“Note: LNG was not pumped as the fluid used underground to create the cracks.”
That was what I first thought when I read the headline. I didn’t figure it out until about the third paragraph, then it all made sense.
Thackney, one reason I love your posts: My neice’s husband sells drilling mud and other drilling materials to the operators down in Eagle Ford. Great guy. Your posts allow me to have a halfway intelligent conversation with him. He says there is another play in strata even deeper in Eagle Ford, but the technology to tap into it on a commerical scale isn’t there yet.
I would suspect economics mostly. But technology advance bring unreachable economics closer to grasp. Just as a decade or so ago did for Eagle Ford, Bakken and others.

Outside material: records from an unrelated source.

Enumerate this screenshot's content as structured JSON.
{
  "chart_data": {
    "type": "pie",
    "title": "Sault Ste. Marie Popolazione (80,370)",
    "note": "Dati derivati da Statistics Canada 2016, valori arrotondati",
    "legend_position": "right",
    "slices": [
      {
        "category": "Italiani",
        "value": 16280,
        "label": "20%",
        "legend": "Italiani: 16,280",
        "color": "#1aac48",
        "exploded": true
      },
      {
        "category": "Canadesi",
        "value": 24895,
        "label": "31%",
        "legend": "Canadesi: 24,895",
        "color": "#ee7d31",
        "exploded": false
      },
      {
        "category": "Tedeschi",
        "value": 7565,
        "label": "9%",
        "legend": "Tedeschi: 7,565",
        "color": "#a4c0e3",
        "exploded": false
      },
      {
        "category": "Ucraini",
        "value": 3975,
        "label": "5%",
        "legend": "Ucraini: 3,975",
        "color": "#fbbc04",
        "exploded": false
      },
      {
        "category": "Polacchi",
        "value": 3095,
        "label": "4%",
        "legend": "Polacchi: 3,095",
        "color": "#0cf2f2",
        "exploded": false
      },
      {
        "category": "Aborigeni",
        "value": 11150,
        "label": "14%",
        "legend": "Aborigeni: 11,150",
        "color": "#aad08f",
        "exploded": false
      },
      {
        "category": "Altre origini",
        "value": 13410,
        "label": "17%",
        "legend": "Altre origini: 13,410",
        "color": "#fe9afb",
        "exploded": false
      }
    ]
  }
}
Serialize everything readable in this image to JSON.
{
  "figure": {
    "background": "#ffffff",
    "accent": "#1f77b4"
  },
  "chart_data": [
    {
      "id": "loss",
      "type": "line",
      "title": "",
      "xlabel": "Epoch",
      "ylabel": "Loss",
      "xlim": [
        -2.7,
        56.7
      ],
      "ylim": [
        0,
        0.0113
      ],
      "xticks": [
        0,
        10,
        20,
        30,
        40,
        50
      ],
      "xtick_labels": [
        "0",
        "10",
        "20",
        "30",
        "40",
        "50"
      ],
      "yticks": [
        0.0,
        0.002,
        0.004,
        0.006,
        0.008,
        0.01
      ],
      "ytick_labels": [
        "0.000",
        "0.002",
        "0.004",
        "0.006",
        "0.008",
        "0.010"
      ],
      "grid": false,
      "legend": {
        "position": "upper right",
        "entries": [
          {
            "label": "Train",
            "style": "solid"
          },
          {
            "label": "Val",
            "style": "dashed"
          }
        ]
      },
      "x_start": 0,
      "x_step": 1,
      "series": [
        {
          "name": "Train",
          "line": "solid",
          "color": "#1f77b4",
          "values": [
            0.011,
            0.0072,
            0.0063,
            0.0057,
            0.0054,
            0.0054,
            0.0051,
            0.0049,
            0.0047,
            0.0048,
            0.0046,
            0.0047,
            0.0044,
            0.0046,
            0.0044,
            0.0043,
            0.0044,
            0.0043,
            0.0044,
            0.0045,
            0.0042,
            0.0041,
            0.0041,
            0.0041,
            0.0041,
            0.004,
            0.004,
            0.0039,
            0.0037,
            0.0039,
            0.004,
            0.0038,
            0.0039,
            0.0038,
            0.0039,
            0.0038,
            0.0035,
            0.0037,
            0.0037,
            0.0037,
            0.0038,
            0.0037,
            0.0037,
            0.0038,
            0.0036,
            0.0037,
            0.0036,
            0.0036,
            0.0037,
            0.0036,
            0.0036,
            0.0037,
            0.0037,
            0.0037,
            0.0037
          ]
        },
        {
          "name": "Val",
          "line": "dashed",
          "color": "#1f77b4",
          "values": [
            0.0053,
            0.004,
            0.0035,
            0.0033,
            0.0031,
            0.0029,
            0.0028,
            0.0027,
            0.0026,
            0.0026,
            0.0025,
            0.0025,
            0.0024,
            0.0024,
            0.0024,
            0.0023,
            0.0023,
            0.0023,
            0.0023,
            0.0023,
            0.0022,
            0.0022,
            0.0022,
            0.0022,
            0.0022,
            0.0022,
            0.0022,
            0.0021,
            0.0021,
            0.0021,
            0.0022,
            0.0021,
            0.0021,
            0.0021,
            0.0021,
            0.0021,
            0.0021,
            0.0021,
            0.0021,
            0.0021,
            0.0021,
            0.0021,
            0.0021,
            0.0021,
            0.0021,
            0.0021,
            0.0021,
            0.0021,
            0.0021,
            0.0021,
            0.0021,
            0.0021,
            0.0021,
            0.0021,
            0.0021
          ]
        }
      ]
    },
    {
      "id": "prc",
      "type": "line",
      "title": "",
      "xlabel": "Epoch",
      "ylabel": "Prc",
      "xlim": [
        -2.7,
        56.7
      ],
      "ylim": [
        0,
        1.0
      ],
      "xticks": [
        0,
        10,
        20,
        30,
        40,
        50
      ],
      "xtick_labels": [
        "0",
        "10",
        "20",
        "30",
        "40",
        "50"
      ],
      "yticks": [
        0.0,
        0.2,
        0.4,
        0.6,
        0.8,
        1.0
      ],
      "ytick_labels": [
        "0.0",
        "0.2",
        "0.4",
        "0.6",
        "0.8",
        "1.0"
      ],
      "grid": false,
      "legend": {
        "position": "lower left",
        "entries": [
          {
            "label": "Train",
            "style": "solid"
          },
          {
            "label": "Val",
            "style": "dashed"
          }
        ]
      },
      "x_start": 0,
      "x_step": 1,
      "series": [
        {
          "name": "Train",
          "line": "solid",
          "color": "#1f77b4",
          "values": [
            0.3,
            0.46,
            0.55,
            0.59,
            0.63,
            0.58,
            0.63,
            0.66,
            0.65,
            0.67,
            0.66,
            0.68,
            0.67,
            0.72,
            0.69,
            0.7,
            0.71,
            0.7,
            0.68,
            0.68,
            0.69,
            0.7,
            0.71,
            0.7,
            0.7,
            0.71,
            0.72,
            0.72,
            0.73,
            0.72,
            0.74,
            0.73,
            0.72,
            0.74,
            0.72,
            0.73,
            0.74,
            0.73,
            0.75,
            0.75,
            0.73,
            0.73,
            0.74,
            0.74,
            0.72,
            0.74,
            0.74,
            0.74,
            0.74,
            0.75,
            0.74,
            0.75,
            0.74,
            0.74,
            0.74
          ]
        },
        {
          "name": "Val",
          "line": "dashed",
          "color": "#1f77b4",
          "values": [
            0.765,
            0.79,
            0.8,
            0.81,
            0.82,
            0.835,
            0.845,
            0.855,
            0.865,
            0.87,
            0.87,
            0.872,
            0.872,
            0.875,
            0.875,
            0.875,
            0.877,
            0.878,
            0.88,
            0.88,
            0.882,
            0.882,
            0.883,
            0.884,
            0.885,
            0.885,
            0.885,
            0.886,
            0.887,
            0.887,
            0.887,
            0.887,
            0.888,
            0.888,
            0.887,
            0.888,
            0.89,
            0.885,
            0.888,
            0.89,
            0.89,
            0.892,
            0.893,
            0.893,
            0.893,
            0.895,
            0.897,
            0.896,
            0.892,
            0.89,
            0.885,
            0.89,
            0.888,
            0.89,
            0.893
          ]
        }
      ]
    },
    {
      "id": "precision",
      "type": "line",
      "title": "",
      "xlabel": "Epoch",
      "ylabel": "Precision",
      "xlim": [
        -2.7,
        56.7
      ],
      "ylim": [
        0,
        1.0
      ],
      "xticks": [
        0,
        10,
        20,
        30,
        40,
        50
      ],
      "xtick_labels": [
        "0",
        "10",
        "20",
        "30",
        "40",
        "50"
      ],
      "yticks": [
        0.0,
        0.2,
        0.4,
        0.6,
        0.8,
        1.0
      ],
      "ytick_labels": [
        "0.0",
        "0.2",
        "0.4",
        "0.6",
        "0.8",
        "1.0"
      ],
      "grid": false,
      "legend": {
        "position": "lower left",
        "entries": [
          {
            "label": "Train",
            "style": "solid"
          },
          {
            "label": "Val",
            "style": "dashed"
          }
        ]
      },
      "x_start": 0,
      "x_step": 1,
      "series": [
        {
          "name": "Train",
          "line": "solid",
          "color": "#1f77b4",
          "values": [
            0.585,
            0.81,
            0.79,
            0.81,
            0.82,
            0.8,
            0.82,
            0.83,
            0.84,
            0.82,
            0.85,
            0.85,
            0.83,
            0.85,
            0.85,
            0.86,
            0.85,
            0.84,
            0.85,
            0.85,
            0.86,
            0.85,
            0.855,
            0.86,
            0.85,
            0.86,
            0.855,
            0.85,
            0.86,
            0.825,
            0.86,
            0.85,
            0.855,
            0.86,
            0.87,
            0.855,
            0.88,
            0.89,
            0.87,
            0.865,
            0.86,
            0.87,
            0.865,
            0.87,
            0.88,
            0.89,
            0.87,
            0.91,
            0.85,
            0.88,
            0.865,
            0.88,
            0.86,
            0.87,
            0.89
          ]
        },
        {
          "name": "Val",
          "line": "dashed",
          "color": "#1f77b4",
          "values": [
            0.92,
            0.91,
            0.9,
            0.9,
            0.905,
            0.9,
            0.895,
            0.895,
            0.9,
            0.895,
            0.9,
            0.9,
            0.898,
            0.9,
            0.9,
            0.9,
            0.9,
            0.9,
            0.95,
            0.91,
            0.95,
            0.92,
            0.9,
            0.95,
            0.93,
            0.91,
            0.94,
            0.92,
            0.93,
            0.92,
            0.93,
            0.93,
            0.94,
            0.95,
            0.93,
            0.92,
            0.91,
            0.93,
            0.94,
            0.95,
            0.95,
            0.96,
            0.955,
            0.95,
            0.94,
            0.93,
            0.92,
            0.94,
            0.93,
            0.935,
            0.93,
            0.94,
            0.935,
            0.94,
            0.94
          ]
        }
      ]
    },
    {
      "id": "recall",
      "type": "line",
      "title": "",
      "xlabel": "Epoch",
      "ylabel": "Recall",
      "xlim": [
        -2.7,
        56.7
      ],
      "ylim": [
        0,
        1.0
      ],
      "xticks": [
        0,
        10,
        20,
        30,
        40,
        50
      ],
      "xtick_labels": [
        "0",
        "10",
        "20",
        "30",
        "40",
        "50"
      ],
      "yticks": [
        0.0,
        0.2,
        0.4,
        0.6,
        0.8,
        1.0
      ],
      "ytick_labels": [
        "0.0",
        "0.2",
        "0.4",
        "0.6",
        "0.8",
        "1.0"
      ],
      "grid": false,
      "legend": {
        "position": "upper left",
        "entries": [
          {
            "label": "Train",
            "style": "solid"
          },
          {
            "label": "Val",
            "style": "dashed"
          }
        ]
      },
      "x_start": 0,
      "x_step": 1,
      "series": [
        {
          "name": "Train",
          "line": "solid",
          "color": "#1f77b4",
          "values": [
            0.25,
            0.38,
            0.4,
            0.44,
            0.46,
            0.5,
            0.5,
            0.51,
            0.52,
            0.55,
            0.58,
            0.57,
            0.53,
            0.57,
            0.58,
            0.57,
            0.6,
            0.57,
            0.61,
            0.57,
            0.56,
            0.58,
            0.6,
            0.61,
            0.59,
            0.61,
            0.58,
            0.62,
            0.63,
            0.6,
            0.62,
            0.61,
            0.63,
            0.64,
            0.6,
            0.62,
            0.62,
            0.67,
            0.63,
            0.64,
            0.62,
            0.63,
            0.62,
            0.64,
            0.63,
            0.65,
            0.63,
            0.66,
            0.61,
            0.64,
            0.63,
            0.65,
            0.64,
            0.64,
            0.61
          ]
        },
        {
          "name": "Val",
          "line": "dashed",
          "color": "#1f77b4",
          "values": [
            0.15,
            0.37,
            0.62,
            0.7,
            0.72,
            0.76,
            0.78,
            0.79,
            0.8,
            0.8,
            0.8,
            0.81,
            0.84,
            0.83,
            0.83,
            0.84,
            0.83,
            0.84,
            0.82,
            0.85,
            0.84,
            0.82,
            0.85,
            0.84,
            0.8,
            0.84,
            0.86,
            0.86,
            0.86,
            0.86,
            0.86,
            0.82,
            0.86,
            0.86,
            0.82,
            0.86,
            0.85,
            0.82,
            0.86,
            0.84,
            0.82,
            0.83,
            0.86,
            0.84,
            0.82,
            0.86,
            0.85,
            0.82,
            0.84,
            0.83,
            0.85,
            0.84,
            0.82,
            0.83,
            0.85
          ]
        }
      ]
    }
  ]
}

Colby Williford is vice president of land with Momentum Oil & Gas in Houston, a company focused on geologic formations that run deeper than the Eagle Ford, including the Edwards Limestone, Glen Rose Limestone and Pearsall Formation.
He said the leasing for those formations involved blocks of land already leased for Eagle Ford production.
“Everybody was leased. You couldn’t just look at the courthouse and find the landowner that wasn’t leased. We looked for deep rights that had expired,” Williford said. “There’s multiple ways for deep rights to drop off and other rights to come open.”